1: 19/08/27(火)17:52:19 ID:oP9
私は高校を卒業した後、東京の大学へ進学しましたわ

最初は東京の都会具合、華やかさに心躍ったものでしたがいつの間にかそれにも慣れ、上辺だけの付き合いや毎日バイトして学校へ繰り返しの生活が段々と機械的なものになり嫌気がさしてきたものです。


そんなときに出会ったのが車――


免許自体は高校卒業前に取得したものの進学時には到底替えるお金も無く、車の購入するのはしばらく期間が空きました


この場合は宗教上の理由とでもいうのですか、親が言うには車は新車で買いなさいという教えのために車選びにはかなり制限が掛かりました。


このご時世、マニュアル車なんて乗るには選択肢がかなり限られますからね。
数種類の車のパンフレットをめくりながら目に飛び込んできたのはこのキャッチフレーズ


「今、マニュアルに乗る」

2: 19/08/27(火)17:53:17 ID:oP9
とても攻めた、率直で心に何か引っかかるフレーズ。


カタログの2ページ目の流れるように走るあの赤に私は釘付けになってしまった――



そんな車のコックピットに座り、自分の思うように走らせるのが今の日課。

身体をすっぽりと包み込むレカロシート。

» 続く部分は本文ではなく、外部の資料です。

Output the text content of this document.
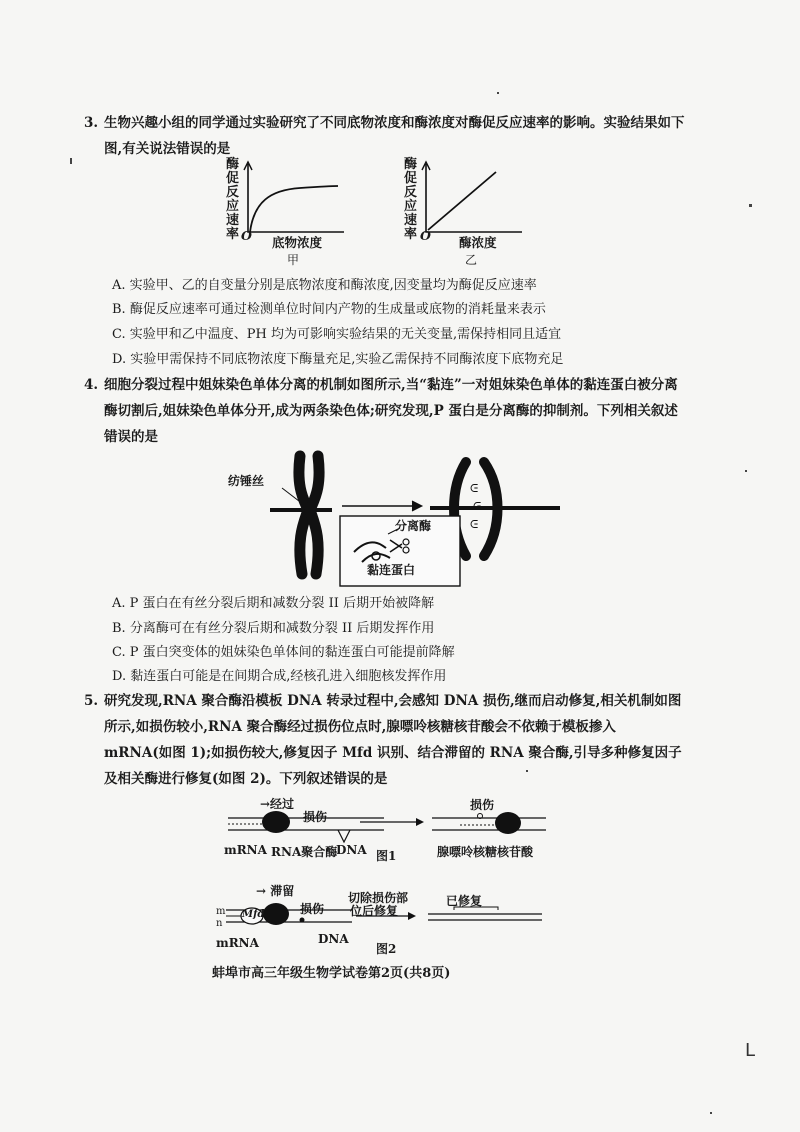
3. 生物兴趣小组的同学通过实验研究了不同底物浓度和酶浓度对酶促反应速率的影响。实验结果如下图,有关说法错误的是
酶促反应速率 O 底物浓度
甲
酶促反应速率 O 酶浓度
乙
A. 实验甲、乙的自变量分别是底物浓度和酶浓度,因变量均为酶促反应速率
B. 酶促反应速率可通过检测单位时间内产物的生成量或底物的消耗量来表示
C. 实验甲和乙中温度、PH 均为可影响实验结果的无关变量,需保持相同且适宜
D. 实验甲需保持不同底物浓度下酶量充足,实验乙需保持不同酶浓度下底物充足
4. 细胞分裂过程中姐妹染色单体分离的机制如图所示,当“黏连”一对姐妹染色单体的黏连蛋白被分离酶切割后,姐妹染色单体分开,成为两条染色体;研究发现,P 蛋白是分离酶的抑制剂。下列相关叙述错误的是
纺锤丝
ᕮ
ᕮ
ᕮ
分离酶
黏连蛋白
A. P 蛋白在有丝分裂后期和减数分裂 II 后期开始被降解
B. 分离酶可在有丝分裂后期和减数分裂 II 后期发挥作用
C. P 蛋白突变体的姐妹染色单体间的黏连蛋白可能提前降解
D. 黏连蛋白可能是在间期合成,经核孔进入细胞核发挥作用
5. 研究发现,RNA 聚合酶沿模板 DNA 转录过程中,会感知 DNA 损伤,继而启动修复,相关机制如图所示,如损伤较小,RNA 聚合酶经过损伤位点时,腺嘌呤核糖核苷酸会不依赖于模板掺入 mRNA(如图 1);如损伤较大,修复因子 Mfd 识别、结合滞留的 RNA 聚合酶,引导多种修复因子及相关酶进行修复(如图 2)。下列叙述错误的是
→经过
损伤
mRNA RNA聚合酶
DNA
损伤
图1	腺嘌呤核糖核苷酸
→ 滞留
损伤
m
n
Mfd
mRNA	DNA
切除损伤部
位后修复
已修复
图2
蚌埠市高三年级生物学试卷第2页(共8页)
L
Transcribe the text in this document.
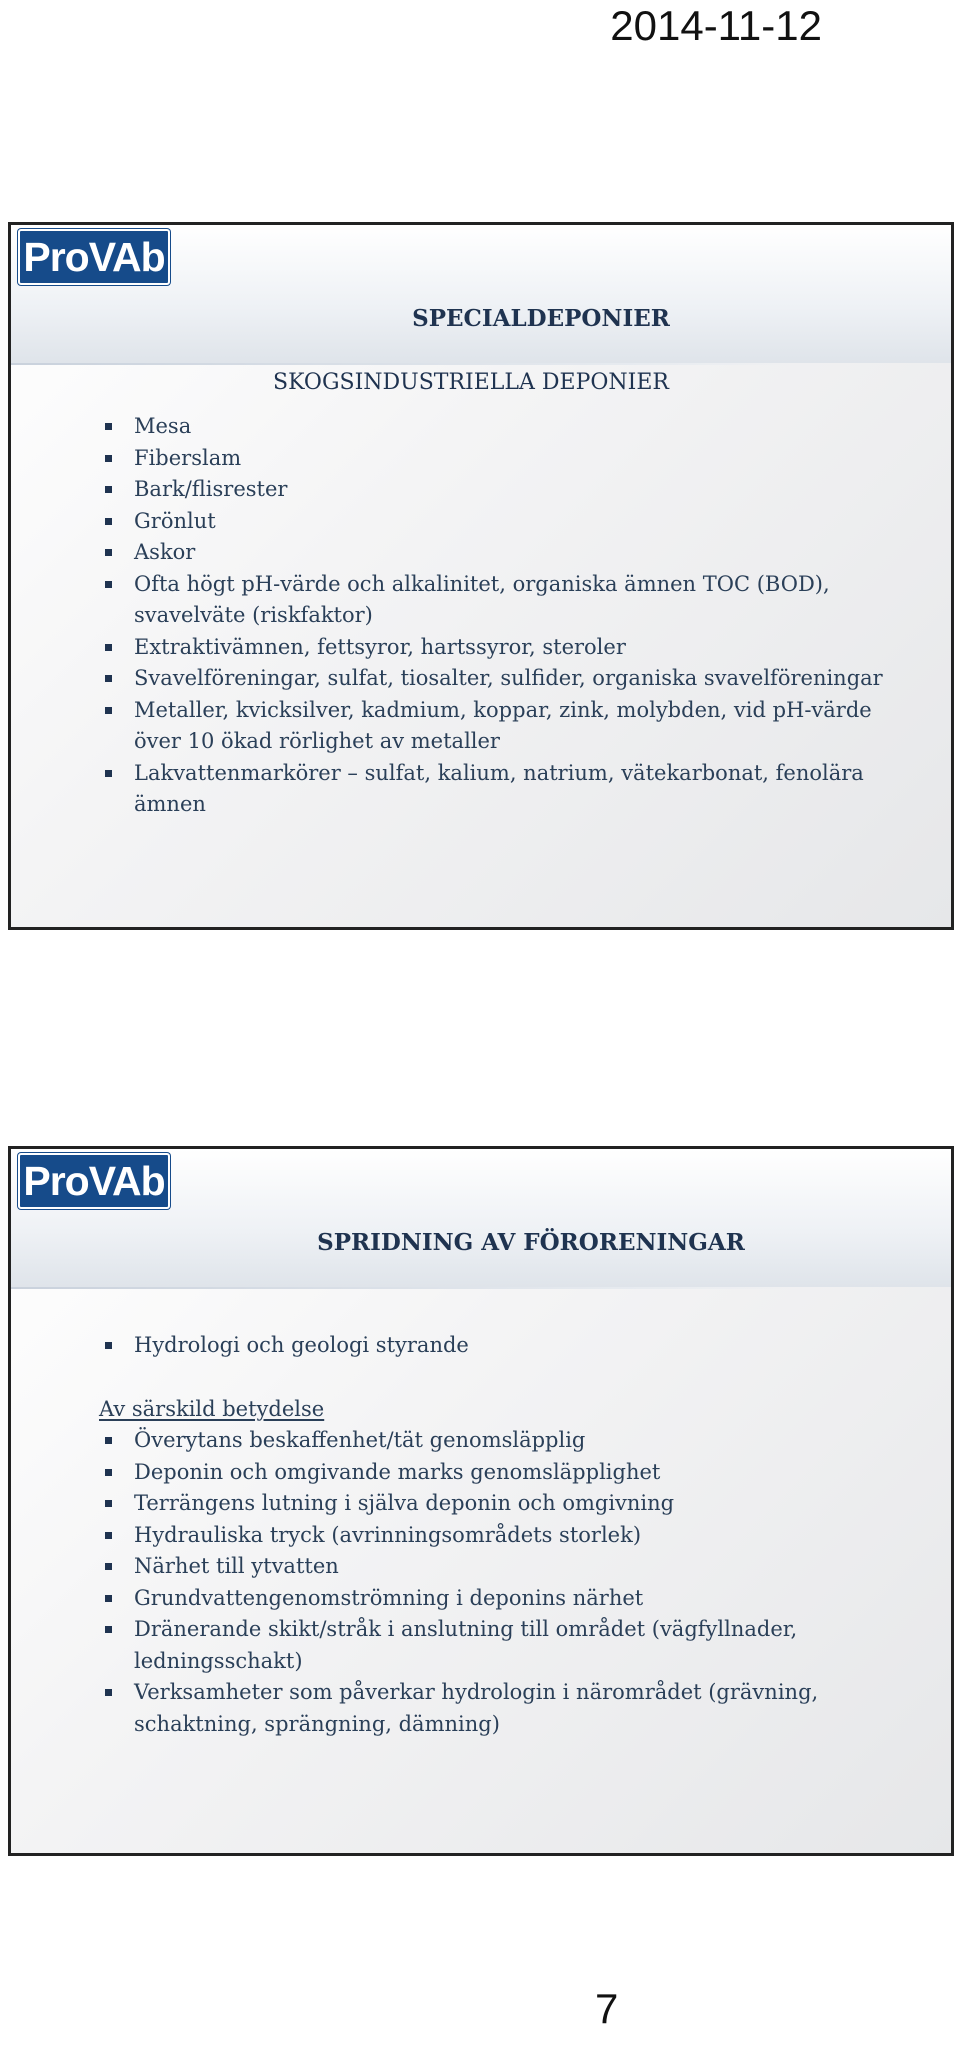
2014-11-12
ProVAb
SPECIALDEPONIER
SKOGSINDUSTRIELLA DEPONIER
Mesa
Fiberslam
Bark/flisrester
Grönlut
Askor
Ofta högt pH-värde och alkalinitet, organiska ämnen TOC (BOD), svavelväte (riskfaktor)
Extraktivämnen, fettsyror, hartssyror, steroler
Svavelföreningar, sulfat, tiosalter, sulfider, organiska svavelföreningar
Metaller, kvicksilver, kadmium, koppar, zink, molybden, vid pH-värde över 10 ökad rörlighet av metaller
Lakvattenmarkörer – sulfat, kalium, natrium, vätekarbonat, fenolära ämnen
ProVAb
SPRIDNING AV FÖRORENINGAR
Hydrologi och geologi styrande
Av särskild betydelse
Överytans beskaffenhet/tät genomsläpplig
Deponin och omgivande marks genomsläpplighet
Terrängens lutning i själva deponin och omgivning
Hydrauliska tryck (avrinningsområdets storlek)
Närhet till ytvatten
Grundvattengenomströmning i deponins närhet
Dränerande skikt/stråk i anslutning till området (vägfyllnader, ledningsschakt)
Verksamheter som påverkar hydrologin i närområdet (grävning, schaktning, sprängning, dämning)
7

しっかりと身体を密着させてシートベルトを締め、ポジションを合わせる。

それから少し間を置いてエンジンスタートのボタンを押す。


それは"儀式"と呼べるかもしれない。

3: 19/08/27(火)17:53:59 ID:oP9
車は走り出す。1速、2速とシフトチェンジを繰り返す
手のひらから伝わってくるコクリとした感触が心地よい。


ショートストローク化されたシフトレバーはスポーティー感とダイレクト感を演出する。これこそマニュアル車の醍醐味。


回転数を合わせながらクラッチを繋ぎ、右手でミッションのご機嫌を伺いながら丁寧にシフト操作していく。この操作こそがMT車を運転する楽しみ。決してATでは味わえない感触。


そして車を走らせて首都高へ―

4: 19/08/27(火)17:54:42 ID:oP9
一般道に比べてのハイペースなコーナリングと再加速。

固めの足回りから伝わってくる硬派な「コツンコツン」という感触が更に胸を昂らせる。


必要以上の演出がされていない足回りはステアリングの操作と車が動く感覚を分かりやすく教えてくれる。


コーナーが来るのが待ち遠しい。そんな感覚にさせてくれる相棒。


軽さから来る軽快なハンドリング。クロスレシオのミッションが更に回せ、踏めと心に呼びかけてくる。


大人しく走らせれば最近のエンジン特有の燃費の良さ。
回して走れば「もっともっと」と私を急かす。

この車でならどこまでも走れそう、何処へ行くにも怖くない、そう思わせてくれる。

5: 19/08/27(火)17:55:28 ID:oP9
PAに入る。

アフターアイドリングさせ、エンジンを冷やしながら取り出した煙草に火を着ける。


愛車を眺めながらの一服。それは最高の一時。


ボディを様々な角度から眺め、時が過ぎる


自然と口元が緩み 心が満たされていく




数十分が過ぎ帰路へ


身体から伝わる感触、手から伝わる感触。


耳と目で感じる感覚。


ブレーキングしてアクセルを煽って回転数を合わせてシフトダウン。

リズム良く操作を決めて横G感じながらコーナーを駆け抜けていく。

上手く決まったときの高揚感 これは言葉に出来ないとびきりの瞬間


学校のこと バイトのこと そんな日常を一切忘れて自分と車と向き合うこの時間


そんな素敵な時間も終わりを告げようとしている

6: 19/08/27(火)17:56:13 ID:oP9
至福の時間は永遠と来ないものか


家に着いたときに私はこう思う
「ありがとう」と

愛車に背を向けつつ、また明日とびきりの瞬間が来るのを待ち焦がれているのであった

7: 19/08/27(火)17:58:15 ID:oP9
終わりです。

病院の待ち時間に書きました。 書いていくうちに厨二臭いポエム感がマシマシになってしまった。